= European Nations Cup (golf) =

The European Nations Cup was a professional team golf tournament on the Ladies European Tour that was held in Spain. It was played from 2008 to 2011, and was a stroke play competition comprising fourballs for the first and third rounds and a variation on greensomes for the second and fourth rounds.

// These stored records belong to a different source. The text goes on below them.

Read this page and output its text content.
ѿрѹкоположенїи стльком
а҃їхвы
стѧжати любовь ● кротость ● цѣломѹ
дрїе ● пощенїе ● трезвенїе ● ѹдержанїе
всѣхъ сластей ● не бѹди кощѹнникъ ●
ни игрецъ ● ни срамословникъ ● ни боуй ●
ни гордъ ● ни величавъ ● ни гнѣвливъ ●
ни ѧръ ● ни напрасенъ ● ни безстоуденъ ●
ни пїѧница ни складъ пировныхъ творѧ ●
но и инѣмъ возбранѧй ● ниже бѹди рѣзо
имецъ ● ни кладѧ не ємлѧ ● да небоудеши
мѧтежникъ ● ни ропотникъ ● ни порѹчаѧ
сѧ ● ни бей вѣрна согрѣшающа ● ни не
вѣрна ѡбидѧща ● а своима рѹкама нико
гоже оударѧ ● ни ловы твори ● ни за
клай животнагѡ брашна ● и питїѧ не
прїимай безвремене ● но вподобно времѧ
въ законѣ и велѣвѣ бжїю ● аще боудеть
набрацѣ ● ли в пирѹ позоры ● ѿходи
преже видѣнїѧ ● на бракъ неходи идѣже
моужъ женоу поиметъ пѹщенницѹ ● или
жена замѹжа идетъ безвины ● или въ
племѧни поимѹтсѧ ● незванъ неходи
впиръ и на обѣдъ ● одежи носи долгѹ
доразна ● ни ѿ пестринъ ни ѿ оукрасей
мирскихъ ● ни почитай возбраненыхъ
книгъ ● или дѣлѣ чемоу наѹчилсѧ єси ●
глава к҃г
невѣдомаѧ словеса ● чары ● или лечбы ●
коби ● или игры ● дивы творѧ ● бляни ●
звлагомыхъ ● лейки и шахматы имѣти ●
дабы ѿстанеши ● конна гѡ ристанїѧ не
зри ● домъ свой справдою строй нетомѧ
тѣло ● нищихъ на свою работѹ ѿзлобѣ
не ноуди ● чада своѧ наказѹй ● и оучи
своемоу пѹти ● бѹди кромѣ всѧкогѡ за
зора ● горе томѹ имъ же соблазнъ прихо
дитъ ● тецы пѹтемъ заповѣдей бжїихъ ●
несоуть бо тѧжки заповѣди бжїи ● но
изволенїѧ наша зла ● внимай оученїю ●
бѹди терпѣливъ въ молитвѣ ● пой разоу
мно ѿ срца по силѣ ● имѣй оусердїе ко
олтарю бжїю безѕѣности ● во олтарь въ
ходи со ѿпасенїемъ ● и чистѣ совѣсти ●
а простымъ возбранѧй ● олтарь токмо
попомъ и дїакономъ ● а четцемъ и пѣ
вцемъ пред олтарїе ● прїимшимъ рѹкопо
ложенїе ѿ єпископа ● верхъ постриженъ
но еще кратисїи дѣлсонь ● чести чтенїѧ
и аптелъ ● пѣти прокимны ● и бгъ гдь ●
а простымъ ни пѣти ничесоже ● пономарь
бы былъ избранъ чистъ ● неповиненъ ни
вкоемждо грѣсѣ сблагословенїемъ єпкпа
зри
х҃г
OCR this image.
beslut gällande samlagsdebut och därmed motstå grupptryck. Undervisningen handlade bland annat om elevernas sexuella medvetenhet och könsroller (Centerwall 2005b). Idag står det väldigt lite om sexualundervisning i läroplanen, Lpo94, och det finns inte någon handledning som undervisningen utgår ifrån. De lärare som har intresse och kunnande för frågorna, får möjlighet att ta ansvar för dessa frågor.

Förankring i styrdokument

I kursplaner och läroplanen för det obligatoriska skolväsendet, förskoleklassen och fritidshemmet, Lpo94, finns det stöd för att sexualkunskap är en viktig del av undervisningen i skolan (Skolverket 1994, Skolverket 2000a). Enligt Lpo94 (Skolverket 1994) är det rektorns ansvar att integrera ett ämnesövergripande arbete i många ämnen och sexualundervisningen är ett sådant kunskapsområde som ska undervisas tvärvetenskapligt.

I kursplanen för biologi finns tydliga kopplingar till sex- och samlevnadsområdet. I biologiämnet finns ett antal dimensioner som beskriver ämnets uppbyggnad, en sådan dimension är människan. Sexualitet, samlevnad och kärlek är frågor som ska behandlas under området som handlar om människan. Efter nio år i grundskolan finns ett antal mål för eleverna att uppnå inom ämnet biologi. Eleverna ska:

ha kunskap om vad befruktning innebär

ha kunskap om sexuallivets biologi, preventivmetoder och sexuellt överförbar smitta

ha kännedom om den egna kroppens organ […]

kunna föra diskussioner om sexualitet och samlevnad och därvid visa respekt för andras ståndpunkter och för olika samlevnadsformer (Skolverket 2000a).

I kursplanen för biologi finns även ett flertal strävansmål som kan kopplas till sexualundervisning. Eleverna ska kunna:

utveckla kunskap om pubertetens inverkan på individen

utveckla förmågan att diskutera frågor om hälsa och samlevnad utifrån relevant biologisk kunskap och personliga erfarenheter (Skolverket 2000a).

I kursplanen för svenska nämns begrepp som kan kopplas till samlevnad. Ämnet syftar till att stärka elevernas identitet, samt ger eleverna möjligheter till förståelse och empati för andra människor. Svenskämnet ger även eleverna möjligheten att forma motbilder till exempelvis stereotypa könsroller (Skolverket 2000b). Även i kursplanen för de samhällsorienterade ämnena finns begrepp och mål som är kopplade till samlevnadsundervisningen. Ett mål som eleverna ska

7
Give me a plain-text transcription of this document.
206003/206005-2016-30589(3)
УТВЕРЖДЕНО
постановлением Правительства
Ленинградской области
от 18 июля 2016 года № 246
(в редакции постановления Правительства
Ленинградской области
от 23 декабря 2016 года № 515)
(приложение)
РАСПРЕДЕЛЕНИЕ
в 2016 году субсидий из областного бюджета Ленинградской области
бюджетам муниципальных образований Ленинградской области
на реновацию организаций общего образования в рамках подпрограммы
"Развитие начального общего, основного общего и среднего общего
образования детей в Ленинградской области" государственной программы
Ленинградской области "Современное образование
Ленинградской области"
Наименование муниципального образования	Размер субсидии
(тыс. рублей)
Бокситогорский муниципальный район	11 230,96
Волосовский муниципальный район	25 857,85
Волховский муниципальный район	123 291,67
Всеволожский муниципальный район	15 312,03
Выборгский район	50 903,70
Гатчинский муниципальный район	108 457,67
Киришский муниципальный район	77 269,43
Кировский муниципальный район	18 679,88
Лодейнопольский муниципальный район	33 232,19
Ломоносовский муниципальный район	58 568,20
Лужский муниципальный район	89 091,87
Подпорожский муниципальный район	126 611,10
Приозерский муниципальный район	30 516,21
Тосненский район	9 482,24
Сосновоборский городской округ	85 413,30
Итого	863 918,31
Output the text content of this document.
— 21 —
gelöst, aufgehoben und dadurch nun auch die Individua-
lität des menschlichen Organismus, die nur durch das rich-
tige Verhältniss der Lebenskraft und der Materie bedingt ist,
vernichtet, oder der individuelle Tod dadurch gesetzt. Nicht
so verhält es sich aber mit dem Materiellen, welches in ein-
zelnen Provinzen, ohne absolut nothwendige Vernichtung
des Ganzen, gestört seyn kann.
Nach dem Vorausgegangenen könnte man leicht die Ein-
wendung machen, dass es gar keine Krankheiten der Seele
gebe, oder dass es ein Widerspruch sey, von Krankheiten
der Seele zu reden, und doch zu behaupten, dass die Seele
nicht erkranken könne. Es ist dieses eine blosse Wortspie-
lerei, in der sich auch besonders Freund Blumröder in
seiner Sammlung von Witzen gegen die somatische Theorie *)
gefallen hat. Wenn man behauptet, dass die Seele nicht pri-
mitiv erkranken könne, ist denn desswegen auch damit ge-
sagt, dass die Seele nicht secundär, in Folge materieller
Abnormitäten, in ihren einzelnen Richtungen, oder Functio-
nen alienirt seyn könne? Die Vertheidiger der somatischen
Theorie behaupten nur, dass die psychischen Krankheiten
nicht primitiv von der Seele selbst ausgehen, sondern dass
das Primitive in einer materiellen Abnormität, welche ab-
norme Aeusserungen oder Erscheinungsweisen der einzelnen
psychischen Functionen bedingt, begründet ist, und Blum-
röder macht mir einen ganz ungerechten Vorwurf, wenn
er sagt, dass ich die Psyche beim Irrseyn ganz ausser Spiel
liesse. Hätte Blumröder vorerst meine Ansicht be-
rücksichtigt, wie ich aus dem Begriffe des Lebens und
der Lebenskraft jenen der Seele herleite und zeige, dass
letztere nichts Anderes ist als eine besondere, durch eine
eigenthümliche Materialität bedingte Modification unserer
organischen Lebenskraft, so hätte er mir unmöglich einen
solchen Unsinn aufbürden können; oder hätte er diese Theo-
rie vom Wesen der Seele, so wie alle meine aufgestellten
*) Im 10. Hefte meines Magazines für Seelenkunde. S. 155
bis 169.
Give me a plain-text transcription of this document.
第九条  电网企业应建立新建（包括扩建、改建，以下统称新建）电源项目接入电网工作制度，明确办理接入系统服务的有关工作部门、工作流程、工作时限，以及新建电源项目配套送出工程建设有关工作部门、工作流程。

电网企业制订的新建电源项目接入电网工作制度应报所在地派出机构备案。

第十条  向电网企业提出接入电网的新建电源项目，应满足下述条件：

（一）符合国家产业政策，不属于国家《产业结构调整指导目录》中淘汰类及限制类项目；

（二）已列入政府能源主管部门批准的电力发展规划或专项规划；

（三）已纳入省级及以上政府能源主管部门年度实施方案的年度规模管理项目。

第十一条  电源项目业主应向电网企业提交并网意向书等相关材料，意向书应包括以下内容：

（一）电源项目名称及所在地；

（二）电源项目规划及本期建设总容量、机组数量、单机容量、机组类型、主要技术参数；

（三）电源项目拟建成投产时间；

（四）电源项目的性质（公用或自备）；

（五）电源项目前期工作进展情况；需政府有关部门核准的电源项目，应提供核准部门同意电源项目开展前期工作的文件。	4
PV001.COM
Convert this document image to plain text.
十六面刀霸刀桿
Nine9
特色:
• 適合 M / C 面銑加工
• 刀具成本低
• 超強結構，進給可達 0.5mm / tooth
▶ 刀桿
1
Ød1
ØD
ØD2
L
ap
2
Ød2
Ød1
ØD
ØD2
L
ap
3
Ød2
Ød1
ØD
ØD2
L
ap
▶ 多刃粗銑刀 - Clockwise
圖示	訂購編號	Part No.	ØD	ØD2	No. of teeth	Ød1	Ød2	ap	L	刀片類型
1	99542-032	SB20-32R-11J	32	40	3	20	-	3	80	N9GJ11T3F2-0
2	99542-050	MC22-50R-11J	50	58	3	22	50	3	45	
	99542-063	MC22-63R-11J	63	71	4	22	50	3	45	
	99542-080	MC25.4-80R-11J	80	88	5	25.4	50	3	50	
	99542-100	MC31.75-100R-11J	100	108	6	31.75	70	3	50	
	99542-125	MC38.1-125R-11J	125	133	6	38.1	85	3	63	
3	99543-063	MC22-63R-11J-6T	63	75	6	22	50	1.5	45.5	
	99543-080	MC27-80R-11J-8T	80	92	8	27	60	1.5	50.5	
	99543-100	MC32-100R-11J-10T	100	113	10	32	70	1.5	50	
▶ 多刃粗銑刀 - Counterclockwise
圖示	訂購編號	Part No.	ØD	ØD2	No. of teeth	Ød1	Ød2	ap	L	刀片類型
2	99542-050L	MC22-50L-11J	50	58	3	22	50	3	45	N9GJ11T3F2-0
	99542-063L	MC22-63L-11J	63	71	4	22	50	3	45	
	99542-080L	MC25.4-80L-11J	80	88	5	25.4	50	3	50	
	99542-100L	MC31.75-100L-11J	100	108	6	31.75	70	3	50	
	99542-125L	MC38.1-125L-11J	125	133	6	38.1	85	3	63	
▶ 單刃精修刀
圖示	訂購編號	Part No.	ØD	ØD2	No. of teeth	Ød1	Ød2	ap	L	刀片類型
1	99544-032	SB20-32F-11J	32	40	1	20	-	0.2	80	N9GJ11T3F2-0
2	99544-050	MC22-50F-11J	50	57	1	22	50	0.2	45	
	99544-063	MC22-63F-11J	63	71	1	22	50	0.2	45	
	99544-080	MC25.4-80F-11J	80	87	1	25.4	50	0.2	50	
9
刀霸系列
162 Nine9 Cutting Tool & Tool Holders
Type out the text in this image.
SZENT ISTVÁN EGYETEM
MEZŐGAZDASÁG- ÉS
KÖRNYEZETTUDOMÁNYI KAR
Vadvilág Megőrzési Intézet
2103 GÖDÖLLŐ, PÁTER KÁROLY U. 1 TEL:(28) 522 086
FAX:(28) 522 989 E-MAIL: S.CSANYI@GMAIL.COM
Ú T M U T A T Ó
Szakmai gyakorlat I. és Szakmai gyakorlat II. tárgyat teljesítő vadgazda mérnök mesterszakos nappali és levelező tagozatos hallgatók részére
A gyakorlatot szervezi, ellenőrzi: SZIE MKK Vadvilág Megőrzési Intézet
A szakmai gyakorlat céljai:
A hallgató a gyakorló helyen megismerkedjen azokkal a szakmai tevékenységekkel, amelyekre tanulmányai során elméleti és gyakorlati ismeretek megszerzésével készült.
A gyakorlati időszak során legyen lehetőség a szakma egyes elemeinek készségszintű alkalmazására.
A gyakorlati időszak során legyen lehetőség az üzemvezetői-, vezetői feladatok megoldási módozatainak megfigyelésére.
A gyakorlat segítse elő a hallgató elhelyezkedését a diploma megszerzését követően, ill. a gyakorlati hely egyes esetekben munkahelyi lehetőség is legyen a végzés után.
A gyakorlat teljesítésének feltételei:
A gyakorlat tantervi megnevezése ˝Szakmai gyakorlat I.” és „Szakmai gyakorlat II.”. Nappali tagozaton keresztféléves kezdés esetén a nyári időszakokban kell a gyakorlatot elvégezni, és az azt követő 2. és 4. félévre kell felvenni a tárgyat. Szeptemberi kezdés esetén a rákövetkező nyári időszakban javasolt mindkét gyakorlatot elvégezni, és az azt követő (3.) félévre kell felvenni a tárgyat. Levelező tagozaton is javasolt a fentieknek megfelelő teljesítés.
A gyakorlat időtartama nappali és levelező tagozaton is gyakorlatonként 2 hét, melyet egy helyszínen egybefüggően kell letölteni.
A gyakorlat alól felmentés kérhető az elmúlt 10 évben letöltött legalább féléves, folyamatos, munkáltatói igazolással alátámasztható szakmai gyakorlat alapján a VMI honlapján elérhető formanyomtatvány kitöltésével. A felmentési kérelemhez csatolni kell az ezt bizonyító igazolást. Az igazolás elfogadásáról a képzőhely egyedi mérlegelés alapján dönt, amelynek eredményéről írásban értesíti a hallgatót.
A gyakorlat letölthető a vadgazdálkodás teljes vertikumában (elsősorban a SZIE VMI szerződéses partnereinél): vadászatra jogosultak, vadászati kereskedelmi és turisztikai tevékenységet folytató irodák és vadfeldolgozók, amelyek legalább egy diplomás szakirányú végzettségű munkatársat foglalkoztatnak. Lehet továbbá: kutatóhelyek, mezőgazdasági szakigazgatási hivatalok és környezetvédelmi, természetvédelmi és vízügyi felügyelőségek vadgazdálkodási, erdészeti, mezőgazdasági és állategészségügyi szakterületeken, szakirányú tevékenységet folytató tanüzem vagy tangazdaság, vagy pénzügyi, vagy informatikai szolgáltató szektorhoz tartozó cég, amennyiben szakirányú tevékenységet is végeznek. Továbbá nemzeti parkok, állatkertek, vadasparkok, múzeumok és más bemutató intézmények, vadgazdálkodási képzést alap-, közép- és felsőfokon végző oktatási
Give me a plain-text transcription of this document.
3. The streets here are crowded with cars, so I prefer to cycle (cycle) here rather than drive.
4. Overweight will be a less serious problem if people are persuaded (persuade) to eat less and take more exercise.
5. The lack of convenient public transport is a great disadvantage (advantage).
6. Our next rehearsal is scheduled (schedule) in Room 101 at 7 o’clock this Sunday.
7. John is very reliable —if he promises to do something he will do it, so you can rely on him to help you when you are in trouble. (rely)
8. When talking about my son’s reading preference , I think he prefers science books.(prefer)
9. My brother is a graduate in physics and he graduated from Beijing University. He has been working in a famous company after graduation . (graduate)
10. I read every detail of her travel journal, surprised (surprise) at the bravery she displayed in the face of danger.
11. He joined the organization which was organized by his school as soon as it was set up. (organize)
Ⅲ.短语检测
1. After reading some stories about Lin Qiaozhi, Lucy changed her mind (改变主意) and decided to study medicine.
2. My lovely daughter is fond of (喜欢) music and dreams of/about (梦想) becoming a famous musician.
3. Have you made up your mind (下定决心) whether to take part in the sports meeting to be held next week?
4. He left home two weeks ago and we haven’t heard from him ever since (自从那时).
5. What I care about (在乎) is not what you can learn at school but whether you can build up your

It is an unofficial event and earnings do not count on the LET official money list.

==Winners==

Year: Dates; Venue; Winners; Players; Score; To par; Margin of victory; Runner(s)-up; Players
2011: Apr 14-17; La Sella Golf Resort; Sweden; Anna Nordqvist Sophie Gustafson; 267; −21; 3 strokes; Germany; Anja Monke
Caroline Masson
England: Laura Davies
Melissa Reid
2010: Apr 22-25; La Sella Golf Resort; Sweden; Anna Nordqvist Sophie Gustafson; 267; -21; Playoff^{1}; Australia; Karrie Webb
Karen Lunn
2009: Apr 23-26; La Sella Golf Resort; Netherlands; Christel Boeljon Marjet van der Graaff; 270; −18; 4 strokes; Italy; Giulia Sergas
Veronica Zorzi
Australia: Joanne Mills
Nikki Garrett
France: Gwladys Nocera
Anne-Lise Caudal
2008: Apr 3-6; La Sella Golf Resort; England; Trish Johnson Rebecca Hudson; 267; −21; 5 strokes; Germany; Martina Eberl
Anja Monke
Belgium: Lara Tadiotto
Ellen Smets

^{1}Nordqvist and Gustafson defeated Webb and Lunn on the third playoff hole.